- Origin: United States
- Genres: Blues rock, hard rock, funk, heavy metal, psychedelic rock, jazz fusion
- Years active: 1975–1977
- Label: Capitol
- Past members: Bob Welch Glenn Cornick Thom Mooney Hunt Sales Tony Fox Sales

= Paris (band) =

American rock band

Paris was an American rock music power trio supergroup formed in 1975 by guitarist and vocalist Bob Welch, who had just left Fleetwood Mac, bass player Glenn Cornick, formerly of Jethro Tull, and drummer Thom Mooney who had been a member of Nazz with Todd Rundgren.

==History==
The group released two albums for Capitol Records, Paris and Big Towne, 2061, both in 1976. Paris toured in support of these albums, playing at arenas and auditoriums with Blue Öyster Cult, Rush, Cheap Trick, Trapeze, Leslie West, Rainbow, Bachman–Turner Overdrive, Thin Lizzy, Head East, Be-Bop Deluxe, Heart, The Outlaws, Nektar and Wishbone Ash. After the first album, Mooney was replaced by Hunt Sales, who had also played with Rundgren.

Initially the band's sound was rock-oriented, but later developed towards funk, and represented a departure from Welch's work with Fleetwood Mac. Cornick then departed the band and was replaced by Sales' brother Tony Fox Sales. A third album was planned, but Hunt Sales fell ill and after they did not achieve commercial success, the group split in 1977.

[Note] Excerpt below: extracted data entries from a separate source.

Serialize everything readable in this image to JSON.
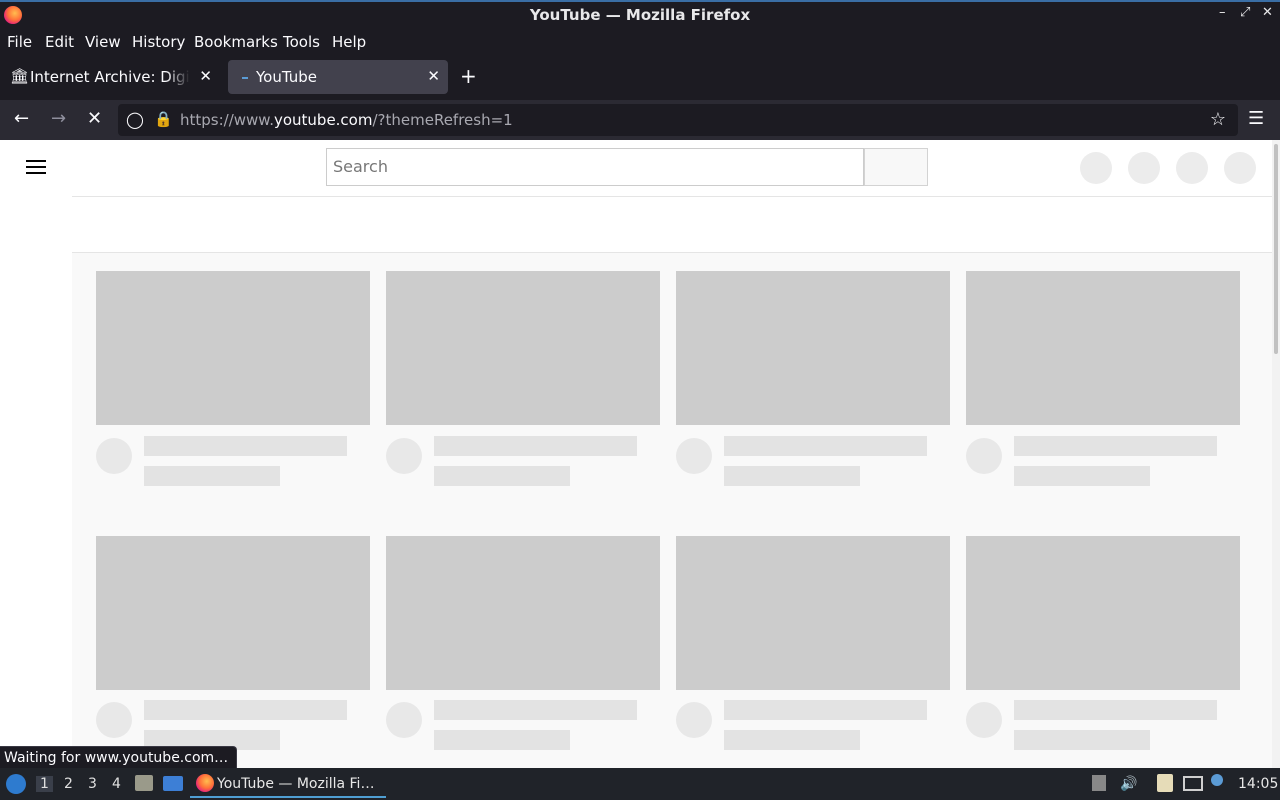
{
  "window": {
    "title": "YouTube — Mozilla Firefox"
  },
  "menu": [
    "File",
    "Edit",
    "View",
    "History",
    "Bookmarks",
    "Tools",
    "Help"
  ],
  "tabs": [
    {
      "label": "Internet Archive: Digital Library",
      "active": false
    },
    {
      "label": "YouTube",
      "active": true
    }
  ],
  "nav": {
    "url_prefix": "https://www.",
    "url_host": "youtube.com",
    "url_rest": "/?themeRefresh=1"
  },
  "page": {
    "search_placeholder": "Search"
  },
  "status": "Waiting for www.youtube.com…",
  "taskbar": {
    "workspaces": [
      "1",
      "2",
      "3",
      "4"
    ],
    "task_label": "YouTube — Mozilla Fi…",
    "clock": "14:05"
  }
}
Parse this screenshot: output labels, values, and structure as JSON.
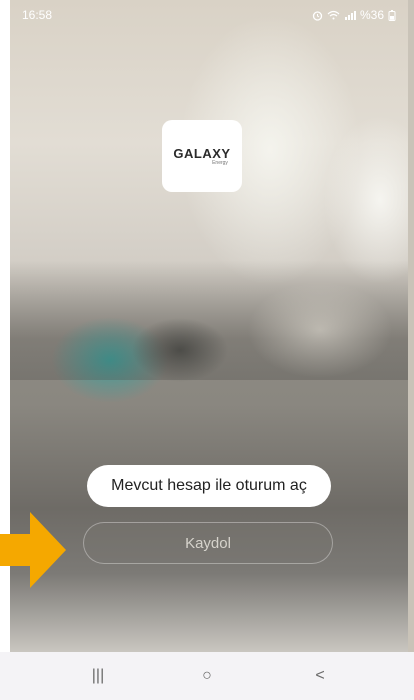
{
  "status_bar": {
    "time": "16:58",
    "battery_text": "%36",
    "icons": [
      "alarm-icon",
      "wifi-icon",
      "signal-icon",
      "battery-icon"
    ]
  },
  "logo": {
    "brand": "GALAXY",
    "sub": "Energy"
  },
  "actions": {
    "login_label": "Mevcut hesap ile oturum aç",
    "signup_label": "Kaydol"
  },
  "annotation": {
    "arrow_color": "#f5a800"
  },
  "nav_bar": {
    "recent": "|||",
    "home": "○",
    "back": "<"
  }
}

Songs from the aborted third Paris album were used for Welch's first solo album, French Kiss, and the deal with Capitol was converted into a solo album deal for Welch.

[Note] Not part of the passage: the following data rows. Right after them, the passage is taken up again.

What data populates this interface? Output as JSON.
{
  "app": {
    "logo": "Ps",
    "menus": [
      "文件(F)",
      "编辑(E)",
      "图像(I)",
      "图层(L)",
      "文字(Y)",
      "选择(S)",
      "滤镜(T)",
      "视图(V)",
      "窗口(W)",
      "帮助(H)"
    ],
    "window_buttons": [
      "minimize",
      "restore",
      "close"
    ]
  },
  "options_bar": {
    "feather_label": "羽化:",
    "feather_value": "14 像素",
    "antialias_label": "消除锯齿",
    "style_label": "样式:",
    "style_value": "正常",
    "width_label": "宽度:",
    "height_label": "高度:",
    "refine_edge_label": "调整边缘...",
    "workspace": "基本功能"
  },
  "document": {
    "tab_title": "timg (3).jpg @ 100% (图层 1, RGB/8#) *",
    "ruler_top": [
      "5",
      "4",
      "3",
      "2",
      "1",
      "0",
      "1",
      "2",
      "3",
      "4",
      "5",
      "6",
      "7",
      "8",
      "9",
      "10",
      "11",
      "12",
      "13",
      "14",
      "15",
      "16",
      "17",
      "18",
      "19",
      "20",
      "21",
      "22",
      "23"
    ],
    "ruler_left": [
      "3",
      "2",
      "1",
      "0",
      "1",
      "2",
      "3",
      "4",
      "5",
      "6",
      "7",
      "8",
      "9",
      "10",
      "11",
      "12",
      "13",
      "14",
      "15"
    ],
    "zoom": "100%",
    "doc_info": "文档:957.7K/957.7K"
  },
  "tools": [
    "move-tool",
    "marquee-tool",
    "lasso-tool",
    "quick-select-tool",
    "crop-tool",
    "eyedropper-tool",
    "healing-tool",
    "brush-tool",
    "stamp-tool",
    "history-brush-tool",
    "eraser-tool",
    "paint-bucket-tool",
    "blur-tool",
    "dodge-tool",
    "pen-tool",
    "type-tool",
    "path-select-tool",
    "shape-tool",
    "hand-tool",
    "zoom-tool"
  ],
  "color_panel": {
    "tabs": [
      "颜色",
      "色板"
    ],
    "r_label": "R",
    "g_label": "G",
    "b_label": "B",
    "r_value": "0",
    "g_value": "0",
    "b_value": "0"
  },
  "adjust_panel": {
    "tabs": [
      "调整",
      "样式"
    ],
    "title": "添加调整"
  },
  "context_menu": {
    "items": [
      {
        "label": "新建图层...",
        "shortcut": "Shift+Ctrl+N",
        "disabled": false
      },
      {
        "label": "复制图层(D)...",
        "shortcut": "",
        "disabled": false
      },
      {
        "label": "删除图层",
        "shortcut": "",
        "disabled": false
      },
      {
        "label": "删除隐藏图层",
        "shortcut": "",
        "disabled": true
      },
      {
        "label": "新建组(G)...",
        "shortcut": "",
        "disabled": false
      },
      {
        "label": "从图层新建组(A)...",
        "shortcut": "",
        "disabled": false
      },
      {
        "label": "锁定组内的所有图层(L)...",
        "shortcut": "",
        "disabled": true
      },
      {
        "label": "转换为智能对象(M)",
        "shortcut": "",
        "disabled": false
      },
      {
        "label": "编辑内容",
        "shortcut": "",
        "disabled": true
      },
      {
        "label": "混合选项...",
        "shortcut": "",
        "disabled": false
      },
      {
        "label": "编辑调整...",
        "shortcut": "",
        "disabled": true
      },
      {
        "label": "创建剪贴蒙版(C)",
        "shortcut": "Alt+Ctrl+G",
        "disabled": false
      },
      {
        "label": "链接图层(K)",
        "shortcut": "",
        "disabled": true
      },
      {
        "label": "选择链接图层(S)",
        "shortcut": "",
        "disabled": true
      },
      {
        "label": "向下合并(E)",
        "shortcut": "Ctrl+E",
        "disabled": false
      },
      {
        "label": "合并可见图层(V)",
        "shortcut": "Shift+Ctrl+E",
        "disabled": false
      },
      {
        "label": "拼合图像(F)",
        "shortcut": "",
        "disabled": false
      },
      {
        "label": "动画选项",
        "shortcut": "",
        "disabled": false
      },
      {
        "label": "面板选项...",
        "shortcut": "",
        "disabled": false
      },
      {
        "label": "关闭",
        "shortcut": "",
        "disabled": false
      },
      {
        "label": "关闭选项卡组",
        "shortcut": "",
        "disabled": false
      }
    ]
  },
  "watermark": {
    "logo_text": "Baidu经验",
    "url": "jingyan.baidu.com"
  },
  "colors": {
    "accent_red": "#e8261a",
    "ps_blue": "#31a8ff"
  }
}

After Paris split up, Welch launched a successful solo career, and Sales worked with Iggy Pop and later Tin Machine with David Bowie. British-born Cornick moved to the US where, after a decade out of the music business, he reformed his band Wild Turkey in the 1990s.

In 2013, Capitol Records/USM Japan/Universal Music remastered and reissued paper-sleeve album replica (Mini LP) SHM-CD versions of Paris (TYCP-80036) and Big Towne, 2061 (TYCP-80037).